Sign at CNN headquarters in Atlanta, Ga. (Chris Aluka Berry/Reuters)

The American media — long stalwart defenders of the First Amendment — are now having second thoughts.

For decades, it was a commonplace sentiment among journalists that freedom of the press was one of the glories of our system. It helped to make the government accountable and to air diverse points of view — even unpopular ones — to be tested in the marketplace of ideas.

Media organizations were at the forefront of the fight to vindicate First Amendment rights, with the New York Times involved in two landmark Supreme Court decisions (New York Times Co. v. Sullivan and the Pentagon Papers case), and tended to rise as one against any perceived threat to their prerogatives and freedoms.

This advocacy has been sincere, although, if nothing else, journalists should be First Amendment purists out of a sense of self-interest. In a 2018 essay in The Atlantic representing the bygone conventional wisdom, titled “Why a Free Press Matters,” the longtime newscaster Dan Rather noted, “As a working journalist, I know I have a stake in this concept.”

One would think so.

Yet now journalists have lurched from finding a threat to freedom of the press in every criticism of reporters and news outlets by former President Donald Trump to themselves calling for unwelcome media organizations to be shut down.

They’ve become the thing they profess to hate — closed-minded censors who want to stifle free expression, First Amendment be damned.

Perversely, the TV program and email newsletter of the top media analyst at CNN, Brian Stelter, have been clearinghouses for such advocacy, whether it is demands to get right-wingers removed from social media or — more astonishingly — to keep conservative cable networks off the airwaves.

Stelter’s colleague, media reporter Oliver Darcy, tweeted about his effort to get cable companies to answer why they carry pro-Trump channels such Newsmax and One America News Network. “Do they have any second thoughts about distributing these channels given their election denialism content?” he asked on Twitter. “They won’t say.”

In the same vein, Washington Post columnist Max Boot drew a direct line between how we deal with foreign terror groups and how we should treat right-wing media organizations. “We need,” he wrote, “to shut down the influencers who radicalize people and set them on the path toward violence and sedition.”

Boot noted, approvingly, that the U.K. doesn’t have the equivalent of Fox News because regulators won’t allow it. The U.K. also doesn’t have a First Amendment, a small detail that might be worth considering if the point is to protect our freedoms rather than to destroy them in a fit of ideological vengeance.

A writer at the progressive publication Mother Jones argued for an advertiser boycott instead of regulatory action in a post called, charmingly, “It’s Time to Crush Fox News.”

A boycott wouldn’t violate the First Amendment like a direct crackdown on Fox and others. Still, it would be private action undertaken in the service of a profoundly illiberal goal, running counter to the country’s culture of free speech.

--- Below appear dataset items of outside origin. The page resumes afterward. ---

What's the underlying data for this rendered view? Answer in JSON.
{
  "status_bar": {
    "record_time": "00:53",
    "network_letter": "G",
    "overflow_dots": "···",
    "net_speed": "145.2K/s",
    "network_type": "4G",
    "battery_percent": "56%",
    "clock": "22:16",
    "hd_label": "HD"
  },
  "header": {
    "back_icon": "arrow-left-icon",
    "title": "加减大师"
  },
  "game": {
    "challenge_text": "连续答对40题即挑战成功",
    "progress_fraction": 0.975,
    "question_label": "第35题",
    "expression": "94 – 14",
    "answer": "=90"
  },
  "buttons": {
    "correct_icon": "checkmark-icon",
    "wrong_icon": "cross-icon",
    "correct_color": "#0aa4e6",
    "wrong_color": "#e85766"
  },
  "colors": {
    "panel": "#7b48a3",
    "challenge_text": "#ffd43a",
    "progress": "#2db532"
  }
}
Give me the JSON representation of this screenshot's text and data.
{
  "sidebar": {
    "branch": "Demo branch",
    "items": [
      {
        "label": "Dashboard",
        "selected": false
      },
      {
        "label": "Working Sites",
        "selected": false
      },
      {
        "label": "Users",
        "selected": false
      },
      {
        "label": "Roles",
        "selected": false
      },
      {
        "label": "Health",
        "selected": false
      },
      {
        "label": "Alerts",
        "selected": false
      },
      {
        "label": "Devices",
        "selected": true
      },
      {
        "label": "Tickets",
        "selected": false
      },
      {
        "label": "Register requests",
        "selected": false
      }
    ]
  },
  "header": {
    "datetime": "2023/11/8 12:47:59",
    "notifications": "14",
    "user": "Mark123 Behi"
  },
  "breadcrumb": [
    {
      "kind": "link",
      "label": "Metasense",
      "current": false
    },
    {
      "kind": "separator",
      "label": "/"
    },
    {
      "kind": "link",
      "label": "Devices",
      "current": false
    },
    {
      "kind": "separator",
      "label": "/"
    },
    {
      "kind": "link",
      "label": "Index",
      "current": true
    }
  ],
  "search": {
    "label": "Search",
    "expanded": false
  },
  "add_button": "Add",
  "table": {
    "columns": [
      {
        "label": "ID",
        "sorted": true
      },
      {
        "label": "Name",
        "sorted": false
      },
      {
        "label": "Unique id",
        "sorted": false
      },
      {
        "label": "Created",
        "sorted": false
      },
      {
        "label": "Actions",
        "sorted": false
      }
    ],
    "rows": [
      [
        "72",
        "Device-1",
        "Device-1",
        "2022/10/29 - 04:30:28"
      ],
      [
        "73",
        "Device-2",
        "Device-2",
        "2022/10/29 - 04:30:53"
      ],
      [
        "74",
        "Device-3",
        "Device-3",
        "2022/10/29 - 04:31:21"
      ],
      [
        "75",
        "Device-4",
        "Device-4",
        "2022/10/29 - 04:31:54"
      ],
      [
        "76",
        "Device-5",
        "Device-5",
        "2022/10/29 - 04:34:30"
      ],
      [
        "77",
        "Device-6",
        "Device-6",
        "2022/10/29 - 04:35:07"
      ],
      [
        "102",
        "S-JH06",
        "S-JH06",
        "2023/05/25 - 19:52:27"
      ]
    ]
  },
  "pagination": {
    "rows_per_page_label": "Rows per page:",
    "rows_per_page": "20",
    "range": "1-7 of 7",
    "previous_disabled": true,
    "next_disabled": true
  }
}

All of this would be bad enough if it weren’t people who write and comment on TV for a living advocating it. But journalists have been moving in this direction for a while now, as Armin Rosen catalogues in a disturbing report for Tablet magazine.

The author Steve Coll, who is no less than the dean of the Graduate School of Journalism at Columbia University, said last December, “Those of us in journalism have to come to terms with the fact that free speech, a principle that we hold sacred, is being weaponized against the principles of journalism.” The former managing editor of Time magazine, Richard Stengel, has written: “All speech is not equal. And where truth cannot drive out lies, we must add new guardrails.”

And so its erstwhile champions are ready to retreat from strict adherence to the First Amendment to a new rule of “free speech for me, but not for thee.”